Ghana Day Four: Touch a Life, Tutoring, and an Orphanage
Are you shocked to see an actual photo? You just get one though, since it took 10 minutes to upload. I’ll start earlier tomorrow night. I just typed the title for this post and thought, “We’ve only been here four days?” So, time is supposed to fly by when you’re having fun, but I think we are cramming so much into each day that at the end of it we feel like we’ve experienced multiple days. Today was like that.
We woke up early to be ready for Garret and Kelly Nichols, who are the in-country directors here for Touch a Life Foundation. They picked us up in their Land Rover, which was wonderful because for the first time since we’ve been here my butt wasn’t scraping the ground in a low-riding Kia. I’m not complaining about our dependable Kia, but I believe four-wheel drive vehicles should be mandatory here. They should not even import cars because the roads are terrible far beyond what you can imagine. Okay, that’s my tiny bit of road rage for the day.

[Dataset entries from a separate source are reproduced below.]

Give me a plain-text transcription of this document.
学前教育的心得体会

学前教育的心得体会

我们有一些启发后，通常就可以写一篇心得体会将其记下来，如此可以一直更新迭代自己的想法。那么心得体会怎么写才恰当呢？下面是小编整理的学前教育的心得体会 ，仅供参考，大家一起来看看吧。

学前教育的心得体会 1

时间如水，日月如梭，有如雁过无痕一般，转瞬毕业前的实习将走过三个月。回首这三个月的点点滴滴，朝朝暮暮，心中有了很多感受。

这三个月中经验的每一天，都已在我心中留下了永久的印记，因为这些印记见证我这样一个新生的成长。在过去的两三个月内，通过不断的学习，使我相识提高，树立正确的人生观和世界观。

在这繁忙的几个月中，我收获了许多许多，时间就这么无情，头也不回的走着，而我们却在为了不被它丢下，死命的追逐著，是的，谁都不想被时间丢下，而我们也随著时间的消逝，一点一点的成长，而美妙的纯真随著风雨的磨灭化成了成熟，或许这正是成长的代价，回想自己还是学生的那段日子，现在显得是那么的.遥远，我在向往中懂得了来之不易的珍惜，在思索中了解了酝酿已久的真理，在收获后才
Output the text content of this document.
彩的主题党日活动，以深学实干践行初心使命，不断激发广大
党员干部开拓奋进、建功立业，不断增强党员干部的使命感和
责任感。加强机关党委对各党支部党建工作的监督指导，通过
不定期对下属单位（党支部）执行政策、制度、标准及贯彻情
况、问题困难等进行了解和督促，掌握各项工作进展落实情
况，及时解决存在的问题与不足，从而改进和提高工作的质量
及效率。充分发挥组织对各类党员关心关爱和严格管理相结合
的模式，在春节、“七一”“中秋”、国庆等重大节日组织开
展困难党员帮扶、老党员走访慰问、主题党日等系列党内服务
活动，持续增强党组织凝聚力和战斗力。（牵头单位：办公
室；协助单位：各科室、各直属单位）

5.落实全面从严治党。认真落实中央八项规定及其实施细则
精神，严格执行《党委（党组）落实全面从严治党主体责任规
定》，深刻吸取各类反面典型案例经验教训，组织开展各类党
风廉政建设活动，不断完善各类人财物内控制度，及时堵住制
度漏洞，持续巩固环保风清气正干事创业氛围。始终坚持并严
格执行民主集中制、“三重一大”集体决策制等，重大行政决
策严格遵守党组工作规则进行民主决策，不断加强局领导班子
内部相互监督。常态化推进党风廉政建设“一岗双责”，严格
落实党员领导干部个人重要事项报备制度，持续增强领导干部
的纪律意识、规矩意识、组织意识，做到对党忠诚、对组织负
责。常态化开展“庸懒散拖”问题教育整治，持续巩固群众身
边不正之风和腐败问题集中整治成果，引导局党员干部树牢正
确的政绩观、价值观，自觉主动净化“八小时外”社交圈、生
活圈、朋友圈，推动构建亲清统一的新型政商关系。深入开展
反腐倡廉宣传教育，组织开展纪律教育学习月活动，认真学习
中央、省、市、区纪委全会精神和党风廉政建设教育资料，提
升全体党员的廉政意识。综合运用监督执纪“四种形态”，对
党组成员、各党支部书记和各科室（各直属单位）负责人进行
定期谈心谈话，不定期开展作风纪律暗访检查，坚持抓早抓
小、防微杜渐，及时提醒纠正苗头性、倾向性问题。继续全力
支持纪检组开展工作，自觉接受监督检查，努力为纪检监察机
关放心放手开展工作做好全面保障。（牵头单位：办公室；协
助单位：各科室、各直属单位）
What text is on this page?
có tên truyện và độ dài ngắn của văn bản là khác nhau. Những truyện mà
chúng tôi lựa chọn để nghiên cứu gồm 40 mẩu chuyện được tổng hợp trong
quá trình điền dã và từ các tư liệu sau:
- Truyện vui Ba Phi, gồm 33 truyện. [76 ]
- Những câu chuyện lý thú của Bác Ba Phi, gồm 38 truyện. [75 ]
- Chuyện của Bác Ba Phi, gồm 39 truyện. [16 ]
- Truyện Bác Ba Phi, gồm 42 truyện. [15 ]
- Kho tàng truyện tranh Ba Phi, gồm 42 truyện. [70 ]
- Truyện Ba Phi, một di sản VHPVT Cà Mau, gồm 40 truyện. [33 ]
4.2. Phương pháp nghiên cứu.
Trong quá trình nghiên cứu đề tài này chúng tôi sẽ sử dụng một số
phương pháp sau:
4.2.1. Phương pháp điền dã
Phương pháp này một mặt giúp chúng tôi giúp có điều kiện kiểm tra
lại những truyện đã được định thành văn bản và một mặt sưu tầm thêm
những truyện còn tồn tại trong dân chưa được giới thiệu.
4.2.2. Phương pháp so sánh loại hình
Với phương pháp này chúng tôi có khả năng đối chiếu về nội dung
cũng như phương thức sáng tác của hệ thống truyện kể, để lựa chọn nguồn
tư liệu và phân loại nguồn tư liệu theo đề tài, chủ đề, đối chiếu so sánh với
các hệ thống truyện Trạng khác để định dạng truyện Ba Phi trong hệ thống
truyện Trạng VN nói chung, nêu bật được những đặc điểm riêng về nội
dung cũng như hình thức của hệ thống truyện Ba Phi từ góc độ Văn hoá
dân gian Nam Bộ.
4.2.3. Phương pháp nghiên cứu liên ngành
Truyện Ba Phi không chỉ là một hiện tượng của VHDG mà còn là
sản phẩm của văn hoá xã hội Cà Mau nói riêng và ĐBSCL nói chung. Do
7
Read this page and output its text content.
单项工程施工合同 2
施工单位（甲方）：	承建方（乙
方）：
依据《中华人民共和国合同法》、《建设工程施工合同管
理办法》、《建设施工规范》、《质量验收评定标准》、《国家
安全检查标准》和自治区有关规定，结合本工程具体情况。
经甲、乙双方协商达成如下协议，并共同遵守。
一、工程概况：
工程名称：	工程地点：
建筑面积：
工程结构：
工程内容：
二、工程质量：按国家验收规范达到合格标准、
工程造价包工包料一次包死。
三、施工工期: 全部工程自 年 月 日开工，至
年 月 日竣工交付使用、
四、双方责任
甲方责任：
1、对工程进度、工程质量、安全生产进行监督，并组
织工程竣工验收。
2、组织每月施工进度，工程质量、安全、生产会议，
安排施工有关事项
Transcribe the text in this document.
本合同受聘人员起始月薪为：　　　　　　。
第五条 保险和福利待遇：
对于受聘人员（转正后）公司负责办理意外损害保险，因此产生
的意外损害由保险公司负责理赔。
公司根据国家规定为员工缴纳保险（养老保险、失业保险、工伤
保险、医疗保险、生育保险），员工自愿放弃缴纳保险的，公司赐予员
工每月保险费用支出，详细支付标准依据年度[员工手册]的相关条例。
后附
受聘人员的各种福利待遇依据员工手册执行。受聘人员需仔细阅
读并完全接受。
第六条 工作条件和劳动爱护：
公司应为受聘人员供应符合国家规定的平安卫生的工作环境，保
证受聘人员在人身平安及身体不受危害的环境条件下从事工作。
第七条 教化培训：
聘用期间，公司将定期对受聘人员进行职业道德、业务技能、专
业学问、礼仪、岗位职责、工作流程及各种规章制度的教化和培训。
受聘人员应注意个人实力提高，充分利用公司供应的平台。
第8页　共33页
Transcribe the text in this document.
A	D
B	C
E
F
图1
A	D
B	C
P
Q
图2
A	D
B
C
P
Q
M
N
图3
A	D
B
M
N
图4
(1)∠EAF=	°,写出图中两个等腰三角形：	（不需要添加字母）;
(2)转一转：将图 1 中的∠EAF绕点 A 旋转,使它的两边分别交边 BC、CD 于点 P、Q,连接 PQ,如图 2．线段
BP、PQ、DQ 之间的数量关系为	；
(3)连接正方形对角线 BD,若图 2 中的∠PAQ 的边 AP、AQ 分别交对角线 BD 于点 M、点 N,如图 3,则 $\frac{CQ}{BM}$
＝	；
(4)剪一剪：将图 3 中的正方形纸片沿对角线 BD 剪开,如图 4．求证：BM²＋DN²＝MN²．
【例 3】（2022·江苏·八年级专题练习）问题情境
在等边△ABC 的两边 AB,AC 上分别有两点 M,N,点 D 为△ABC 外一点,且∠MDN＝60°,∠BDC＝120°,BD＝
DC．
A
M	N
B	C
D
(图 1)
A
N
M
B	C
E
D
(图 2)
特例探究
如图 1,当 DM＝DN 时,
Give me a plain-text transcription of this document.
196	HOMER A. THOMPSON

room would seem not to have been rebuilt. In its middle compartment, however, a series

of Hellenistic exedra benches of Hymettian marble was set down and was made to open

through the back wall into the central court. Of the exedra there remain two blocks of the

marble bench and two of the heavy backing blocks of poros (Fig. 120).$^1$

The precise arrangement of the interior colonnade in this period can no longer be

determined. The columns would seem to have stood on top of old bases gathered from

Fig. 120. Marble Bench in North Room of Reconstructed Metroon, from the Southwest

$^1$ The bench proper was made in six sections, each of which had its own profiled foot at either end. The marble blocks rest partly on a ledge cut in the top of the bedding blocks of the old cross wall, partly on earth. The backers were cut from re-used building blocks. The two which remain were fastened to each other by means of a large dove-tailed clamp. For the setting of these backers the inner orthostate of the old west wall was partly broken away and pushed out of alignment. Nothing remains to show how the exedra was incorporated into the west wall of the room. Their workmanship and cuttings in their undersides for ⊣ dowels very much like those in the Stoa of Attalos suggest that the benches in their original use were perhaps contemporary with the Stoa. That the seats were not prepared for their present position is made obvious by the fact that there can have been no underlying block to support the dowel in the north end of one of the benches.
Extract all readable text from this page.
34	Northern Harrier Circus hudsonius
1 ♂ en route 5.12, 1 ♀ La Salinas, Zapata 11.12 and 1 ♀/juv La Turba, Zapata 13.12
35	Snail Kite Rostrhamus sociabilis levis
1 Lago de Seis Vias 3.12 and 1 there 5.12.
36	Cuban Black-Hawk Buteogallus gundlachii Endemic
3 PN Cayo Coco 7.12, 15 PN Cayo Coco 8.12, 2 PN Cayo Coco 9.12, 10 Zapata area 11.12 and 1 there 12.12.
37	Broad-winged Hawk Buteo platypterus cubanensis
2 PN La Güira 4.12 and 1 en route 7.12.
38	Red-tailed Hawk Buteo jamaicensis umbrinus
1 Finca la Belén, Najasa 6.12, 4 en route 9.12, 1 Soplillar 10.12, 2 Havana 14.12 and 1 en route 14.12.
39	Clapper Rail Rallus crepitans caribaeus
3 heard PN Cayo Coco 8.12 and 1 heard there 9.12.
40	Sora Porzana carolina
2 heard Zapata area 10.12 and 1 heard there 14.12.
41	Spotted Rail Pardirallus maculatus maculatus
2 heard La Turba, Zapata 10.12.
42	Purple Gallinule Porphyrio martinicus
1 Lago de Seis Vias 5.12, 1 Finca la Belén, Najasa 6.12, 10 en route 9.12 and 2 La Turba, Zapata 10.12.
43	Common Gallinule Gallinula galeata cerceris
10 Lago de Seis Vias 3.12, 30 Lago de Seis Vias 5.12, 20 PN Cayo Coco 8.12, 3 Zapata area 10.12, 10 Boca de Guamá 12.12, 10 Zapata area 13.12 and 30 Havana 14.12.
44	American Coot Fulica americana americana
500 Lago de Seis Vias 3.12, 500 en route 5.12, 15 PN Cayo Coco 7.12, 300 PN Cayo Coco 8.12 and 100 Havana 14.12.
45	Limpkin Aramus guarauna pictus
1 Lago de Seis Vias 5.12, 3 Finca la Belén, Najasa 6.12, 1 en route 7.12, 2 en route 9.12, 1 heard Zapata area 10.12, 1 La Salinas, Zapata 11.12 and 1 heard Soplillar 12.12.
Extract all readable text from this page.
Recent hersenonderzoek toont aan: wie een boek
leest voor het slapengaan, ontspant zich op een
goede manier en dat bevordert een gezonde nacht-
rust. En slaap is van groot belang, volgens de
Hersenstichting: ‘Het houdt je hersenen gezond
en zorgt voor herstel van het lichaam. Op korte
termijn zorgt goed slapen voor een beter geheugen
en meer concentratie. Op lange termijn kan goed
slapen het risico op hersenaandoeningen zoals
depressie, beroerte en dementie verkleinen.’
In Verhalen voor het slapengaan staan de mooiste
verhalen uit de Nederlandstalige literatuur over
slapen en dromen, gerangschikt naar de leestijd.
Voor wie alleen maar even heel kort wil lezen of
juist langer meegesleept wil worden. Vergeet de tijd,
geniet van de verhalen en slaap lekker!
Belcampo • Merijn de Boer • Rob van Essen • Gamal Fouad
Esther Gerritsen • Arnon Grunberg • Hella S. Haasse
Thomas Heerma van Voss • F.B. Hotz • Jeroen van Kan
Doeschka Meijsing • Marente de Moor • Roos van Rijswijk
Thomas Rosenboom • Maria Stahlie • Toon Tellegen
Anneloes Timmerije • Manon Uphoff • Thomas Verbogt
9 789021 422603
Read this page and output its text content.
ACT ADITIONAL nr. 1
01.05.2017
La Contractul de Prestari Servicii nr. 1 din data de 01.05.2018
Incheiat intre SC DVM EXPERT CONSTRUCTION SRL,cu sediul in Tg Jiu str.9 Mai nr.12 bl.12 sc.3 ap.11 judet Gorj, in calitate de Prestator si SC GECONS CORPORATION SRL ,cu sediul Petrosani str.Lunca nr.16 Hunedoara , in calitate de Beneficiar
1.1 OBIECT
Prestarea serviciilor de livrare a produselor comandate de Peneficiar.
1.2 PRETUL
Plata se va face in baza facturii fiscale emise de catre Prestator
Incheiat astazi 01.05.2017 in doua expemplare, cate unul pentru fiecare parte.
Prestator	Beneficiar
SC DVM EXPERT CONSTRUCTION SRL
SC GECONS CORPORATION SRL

Touch a Life in Ghana helps to rescue and rehabilitate child slaves off Lake Volta. It’s an amazing organization and you should read the book, Jantsen’s Gift, but I think I’ve already gone on and on about that in another post. TAL is building a state-of-the-art facility outside of Kumasi that will include separate houses for boys and girls and an art center where the children will also eat their meals. The design team from Extreme Home Makeover did all the plans for the art center and when it’s finished, it will look like a giant Lego. I’m planning on following this construction project and writing about the progress on my blog. I can’t wait to post pictures of a giant Lego art facility filled with beautiful rescued children in Ghana, Africa. That is definitely one good story!
Garret and Kelly dropped us back off at the hotel and we drove back out to Ankaase village to tutor the children. Erin worked with the girls, Beatrice and Sarah, and I worked with Samuel and Osei, an 18-year old boy who is starting school after years of working on his family’s farm. He is in grade level Three, but he doesn’t care that he sits in a classroom of children ten years younger and at least two feet shorter. He wants to learn. He reads on the level of an early kindergartner, so he is really struggling. When we walked into the classroom, Samuel was sitting at a table helping him read. It was an amazing sight. I took word tiles, dumped them across the table, and we spent the next hour and 15 minutes making crazy sentences with them. Guess what? Samuel can smile. And he can laugh. He did both and the three of us had a great time. We enjoyed jolly ranchers throughout the tutoring session and finished it off with bubblegum. Samuel was dressed better today (shirt wasn’t inside out and backwards), but his socks were filthy and I’m sure he had been wearing them for days. This kid is on his own way too much, which is how it works in Ghana. Very young children walk distances without adults anywhere nearby, and in the villages they play in groups by the side of the road, in ditches, near piles of trash. Adults seem to trust that children will be fine without an adult hovering nearby. I just want someone to wash Samuel’s socks before Monday morning.
After we finished tutoring, we bought some bottles of water for the children at a stand down the hill from the school and sent them on their way home. It was the end of a long day for them. We, however were nowhere near finished. We visited a friend of Peter’s in the village who has epilepsy and lost one arm when she fell into a fire during a seizure. When we walked up to her house she was swinging a hatchet with her remaining arm trying to kill snakes in the woods nearby. Now, the last two sentences sound unbelievable, but after only a few days in Africa they roll off my tongue because life here is just like that. I really am making another commitment to shut up with the whining about anything in my life.
So our last stop was at an orphanage in the village and it was a nice way to end the day. There are 17 children living there and they are the happiest kids I’ve ever seen. That’s not an exaggeration. Pure joy. That’s the photo above, and I’m sorry there is only one. I feel like my ability to paint you an amazing picture of this beautiful country with only my words is so inadequate. Thanks for bearing with me. I wish you could see what I’ve seen, accompanied by the sounds, smells, and yes, even the feel of the hot, humid air and the blazing African sun. I thought I had suffered through the very worst summer weather last year in China. Not so. But I’m not complaining. Promise.
So until tomorrow, goodnight from Kumasi, Ghana.